A pseudo-response approach to constructing confidence intervals for the subset of patients expected to benefit from a new treatment

J R Stat Soc Ser C Appl Stat. 2024 Jan 2;73(2):522-539. doi: 10.1093/jrsssc/qlad108. eCollection 2024 Mar.

Abstract

In precision medicine, there is much interest in estimating the expected-to-benefit (EB) subset, i.e. the subset of patients who are expected to benefit from a new treatment based on a collection of baseline characteristics. There are many statistical methods for estimating the EB subset, most of which produce a 'point estimate' without a confidence statement to address uncertainty. Confidence intervals for the EB subset have been defined only recently, and their construction is a new area for methodological research. This article proposes a pseudo-response approach to EB subset estimation and confidence interval construction.
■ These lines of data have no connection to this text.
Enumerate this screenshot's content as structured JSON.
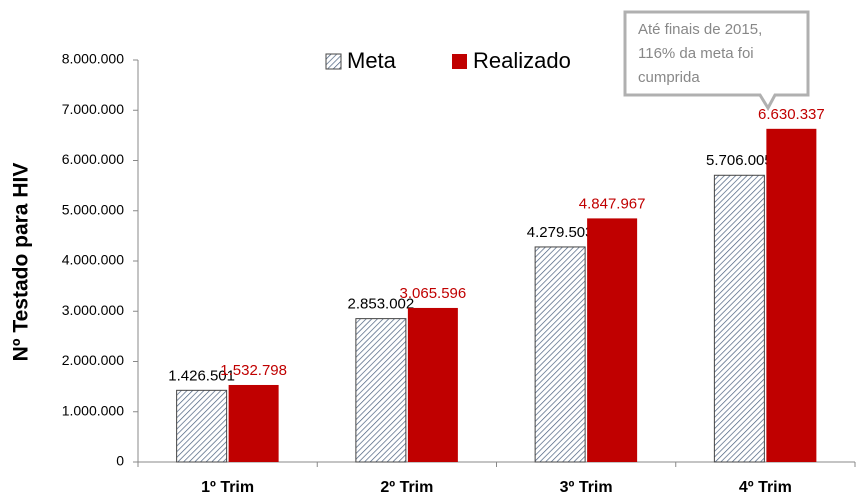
{
  "chart_data": {
    "type": "bar",
    "y_label": "Nº Testado para HIV",
    "categories": [
      "1º Trim",
      "2º Trim",
      "3º Trim",
      "4º Trim"
    ],
    "series": [
      {
        "name": "Meta",
        "color": "#4a5f7e",
        "pattern": "hatch",
        "values": [
          1426501,
          2853002,
          4279503,
          5706005
        ],
        "value_labels": [
          "1.426.501",
          "2.853.002",
          "4.279.503",
          "5.706.005"
        ]
      },
      {
        "name": "Realizado",
        "color": "#c00000",
        "values": [
          1532798,
          3065596,
          4847967,
          6630337
        ],
        "value_labels": [
          "1.532.798",
          "3.065.596",
          "4.847.967",
          "6.630.337"
        ]
      }
    ],
    "ylim": [
      0,
      8000000
    ],
    "yticks": [
      0,
      {
        "value": 1000000,
        "label": "1.000.000"
      },
      {
        "value": 2000000,
        "label": "2.000.000"
      },
      {
        "value": 3000000,
        "label": "3.000.000"
      },
      {
        "value": 4000000,
        "label": "4.000.000"
      },
      {
        "value": 5000000,
        "label": "5.000.000"
      },
      {
        "value": 6000000,
        "label": "6.000.000"
      },
      {
        "value": 7000000,
        "label": "7.000.000"
      },
      {
        "value": 8000000,
        "label": "8.000.000"
      }
    ],
    "legend": "top",
    "annotation": [
      "Até finais de 2015,",
      "116% da meta foi",
      "cumprida"
    ]
  }
}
Compared to existing methods, the pseudo-response approach allows us to focus on modelling a conditional treatment effect function (as opposed to the conditional mean outcome given treatment and baseline covariates) and is able to incorporate information from baseline covariates that are not involved in defining the EB subset. Simulation results show that incorporating such covariates can improve estimation efficiency and reduce the size of the confidence interval for the EB subset. The methodology is applied to a randomized clinical trial comparing two drugs for treating HIV infection.

Keywords: confidence band; individualized treatment rule; predictive biomarker; simultaneous inference; treatment effect heterogeneity; treatment selection.